= Johann Baptista Ruffini =

Johann Baptista Ruffini (1672 - 16 June 1749) was an important salt trader in Bavaria. In addition to being involved in trade, he was involved in manufacturing in Munich where he also founded a bank.

He was born in Meran. He married Maria Johann Unertl (1689–1768), a sister of the Privy Council Chancellor and Conference Minister Franz Xaver Josef Freiherr von Unertl and niece of the Traunstein salt administrative officer Johann Zacharias von Mezger, Edler von Meggenhoven.

His son-in-law was Lieutenant Field Marshal, War Council Director, and Privy Councillor Jean-Gaspard Reichsgraf Basselet von La Rosée. His grandson was the President of the Electoral Bavarian Upper Court of Appellation, Aloys Reichsgraf Basselet von La Rosée.
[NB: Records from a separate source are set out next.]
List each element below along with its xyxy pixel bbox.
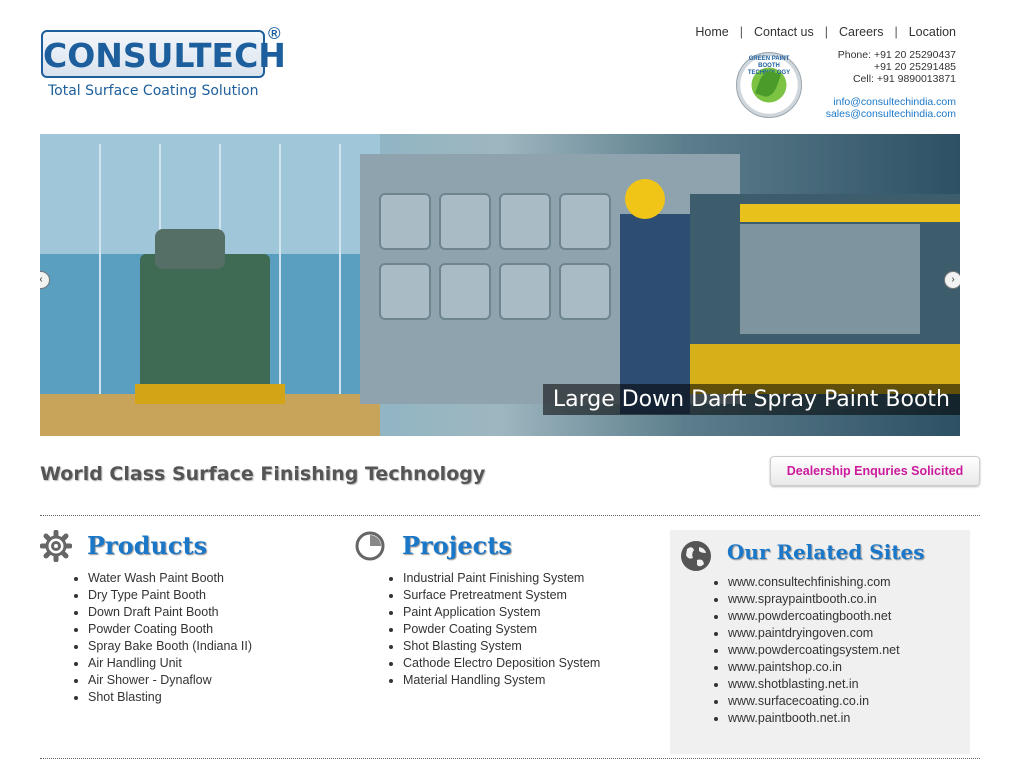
product-link[interactable]: Powder Coating Booth: [88, 621, 348, 638]
cell-label: Cell:: [852, 73, 874, 85]
project-link[interactable]: Material Handling System: [403, 672, 673, 689]
divider: [40, 758, 980, 759]
product-link[interactable]: Down Draft Paint Booth: [88, 604, 348, 621]
banner-caption: Large Down Darft Spray Paint Booth: [542, 384, 960, 415]
related-site-link[interactable]: www.powdercoatingbooth.net: [728, 608, 978, 625]
related-site-link[interactable]: www.powdercoatingsystem.net: [728, 642, 978, 659]
project-link[interactable]: Powder Coating System: [403, 621, 673, 638]
phone-label: Phone:: [837, 49, 872, 61]
nav-separator: |: [824, 25, 829, 39]
product-link[interactable]: Air Shower - Dynaflow: [88, 672, 348, 689]
related-site-link[interactable]: www.paintdryingoven.com: [728, 625, 978, 642]
dealership-enquiry-button[interactable]: Dealership Enquries Solicited: [770, 456, 980, 486]
cell-number: +91 9890013871: [876, 73, 956, 85]
logo[interactable]: CONSULTECH: [41, 30, 286, 78]
email-sales-link[interactable]: sales@consultechindia.com: [826, 108, 956, 120]
email-info-link[interactable]: info@consultechindia.com: [833, 96, 956, 108]
top-nav: Home | Contact us | Careers | Location: [695, 25, 956, 39]
nav-location-link[interactable]: Location: [909, 25, 956, 39]
contact-info: Phone: +91 20 25290437 +91 20 25291485 C…: [826, 49, 956, 120]
nav-contact-link[interactable]: Contact us: [754, 25, 814, 39]
nav-separator: |: [894, 25, 898, 39]
project-link[interactable]: Industrial Paint Finishing System: [403, 570, 673, 587]
projects-heading: Projects: [402, 531, 512, 560]
product-link[interactable]: Dry Type Paint Booth: [88, 587, 348, 604]
product-link[interactable]: Water Wash Paint Booth: [88, 570, 348, 587]
related-site-link[interactable]: www.surfacecoating.co.in: [728, 693, 978, 710]
project-link[interactable]: Surface Pretreatment System: [403, 587, 673, 604]
nav-careers-link[interactable]: Careers: [839, 25, 883, 39]
products-heading: Products: [87, 531, 208, 560]
phone-number: +91 20 25290437: [873, 49, 956, 61]
product-link[interactable]: Air Handling Unit: [88, 655, 348, 672]
related-site-link[interactable]: www.shotblasting.net.in: [728, 676, 978, 693]
project-link[interactable]: Paint Application System: [403, 604, 673, 621]
nav-separator: |: [739, 25, 743, 39]
phone-number: +91 20 25291485: [873, 61, 956, 73]
projects-list: Industrial Paint Finishing SystemSurface…: [385, 570, 673, 689]
nav-home-link[interactable]: Home: [695, 25, 728, 39]
related-sites-list: www.consultechfinishing.comwww.spraypain…: [710, 574, 978, 727]
project-link[interactable]: Shot Blasting System: [403, 638, 673, 655]
product-link[interactable]: Shot Blasting: [88, 689, 348, 706]
related-site-link[interactable]: www.consultechfinishing.com: [728, 574, 978, 591]
related-site-link[interactable]: www.paintbooth.net.in: [728, 710, 978, 727]
project-link[interactable]: Cathode Electro Deposition System: [403, 655, 673, 672]
page-tagline: World Class Surface Finishing Technology: [40, 463, 486, 485]
products-list: Water Wash Paint BoothDry Type Paint Boo…: [70, 570, 348, 706]
logo-tagline: Total Surface Coating Solution: [48, 83, 259, 99]
related-site-link[interactable]: www.spraypaintbooth.co.in: [728, 591, 978, 608]
green-technology-badge: GREEN PAINT BOOTH TECHNOLOGY: [736, 52, 802, 118]
related-site-link[interactable]: www.paintshop.co.in: [728, 659, 978, 676]
related-sites-heading: Our Related Sites: [727, 540, 925, 564]
chevron-right-icon[interactable]: ›: [944, 271, 960, 289]
banner-slideshow: ‹ › Large Down Darft Spray Paint Booth: [40, 134, 960, 436]
registered-mark: ®: [268, 24, 281, 43]
product-link[interactable]: Spray Bake Booth (Indiana II): [88, 638, 348, 655]
divider: [40, 515, 980, 516]
logo-wordmark: CONSULTECH: [43, 36, 286, 75]
gear-icon: [39, 529, 73, 567]
globe-icon: [679, 539, 713, 578]
clock-icon: [354, 530, 386, 567]
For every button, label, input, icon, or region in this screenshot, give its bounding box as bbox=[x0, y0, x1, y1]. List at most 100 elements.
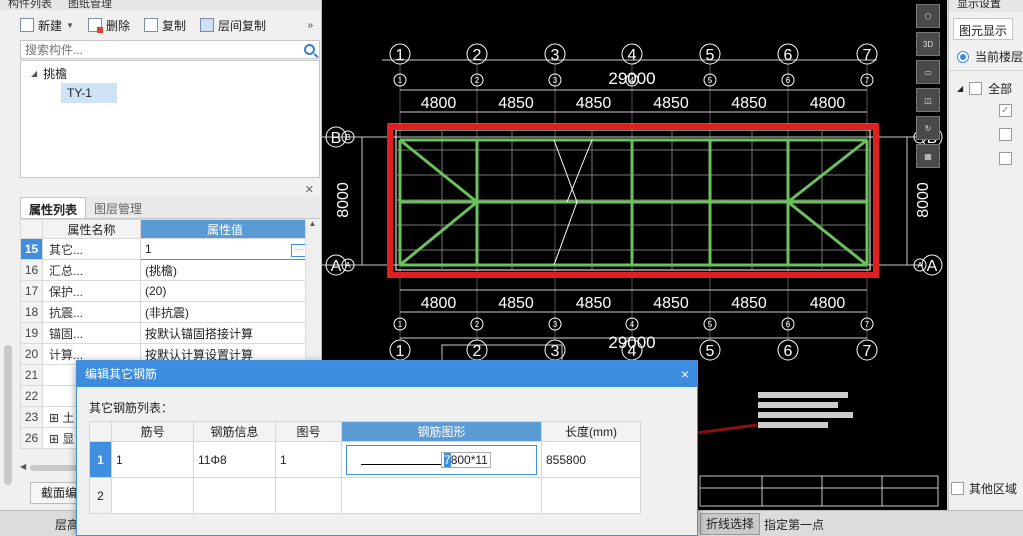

Ruffini was elevated Electoral Bavarian Court Chamber Councillor and Imperial Privy Councillor. In 1720, he was ennobled in Vienna. He is remembered through the Ruffini House at Munich's Rindermarkt, named after the Ruffini tower which he bought in 1708. He died in Munich, and his tombstone is at the outer wall of St. Peter's Church in Munich.

The present-day head of the family, Enno Freiherr von Ruffin, has been married to Greek singer Vicky Leandros.